CNTHA Website Overhaul
Let’s all agree there is no safe harbour on the Internet. We must accept that there will always be cyber-attacks. The press is full of them, but three recent examples shared a feature in common with the CNTHA site. Their headlines read:
- Beware of hacked ISOs if you downloaded Linux Mint on February 20th [1]
- Website of security certification provider spreading ransomware [2]
- Mossack Fonseca Breach – WordPress Revolution Slider Plugin Possible Cause [3]
The common feature of these particular attacks was their use of Content Management System (CMS) frameworks, tools that allow non-programmers to edit websites through the same connection the world uses to read them. The best examples of these frameworks are Wordpress, Drupal, and Joomla, all excellent tools that are popular for good reason. But consider the security demands placed on the administrators in these stories and compare them with those of a volunteer website. The first organization hosts the top Linux distribution of the year in 2015, the second makes cybersecurity its very business, and the third promised to protect the financial practices of some of the richest people on the planet.

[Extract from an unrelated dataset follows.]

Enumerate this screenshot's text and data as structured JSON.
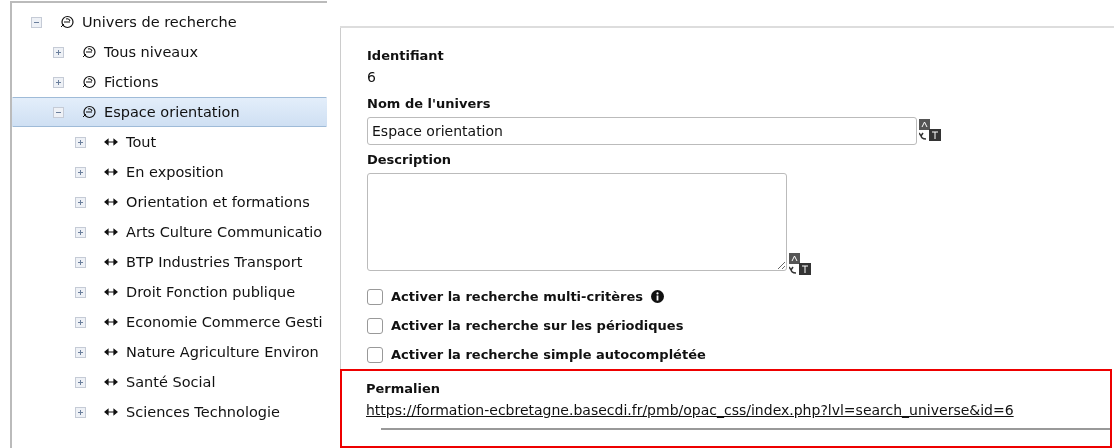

Although the CNTHA’s server never made the headlines, it did join the legion of email zombies for a few hours over the Christmas holidays. On December 29th a nightly script detected some misbehaving image files, and our server vendor confirmed that we had been sending spam. We repaired the system that same day, but the infected files had somehow appeared on a fully patched site with administrative access secured behind a virtual private network. A scan of VPN logs showed nothing suspicious. In our perpetual battle with hackers it was time for strategic retreat.
Our first task was to evaluate CNTHA’s needs. The site’s appearance from the web was not complex, comprising only web pages, PDF content, and search. We update it regularly but not every minute. We had enabled a password protected area for a time, but this was largely unused by the site’s members while being heavily abused by would-be intruders. We were hoping to include our PDF content in the search results but were having difficulty choosing the right CMS plugin for the job.
Through our analysis we established that the most important CMS features were the efficient publishing of updated content and a comprehensive search index. We decided we would replace our CMS with automation techniques widely used in open source software engineering. We could greatly reduce the server’s attack surface by automating its construction rather than relying on the dynamic page generation of a CMS. We would create our search index as part of the build program, and it could finally include the PDF content we had been missing. We would keep our content fresh by means of automated triggers with read-only access to our code base, replacing vulnerable passwords with strong cryptographic signatures.
The CNTHA website is now the result of a process we can easily protect, repeat, confirm, and improve. The code lives in secured version control repositories that are easy to share with appointed contributors. A separate software program generates our servers too, allowing us to experiment with new configurations, apply security patches, replace rogue or obsolete servers, and gradually improve our site’s quality, all with nearly no downtime. In the end, replacing our CMS with software engineering tools has made the result faster, safer, more scalable, and more robust. This meant that the Webmaster had to learn how to maintain such sites but good results have been achieved.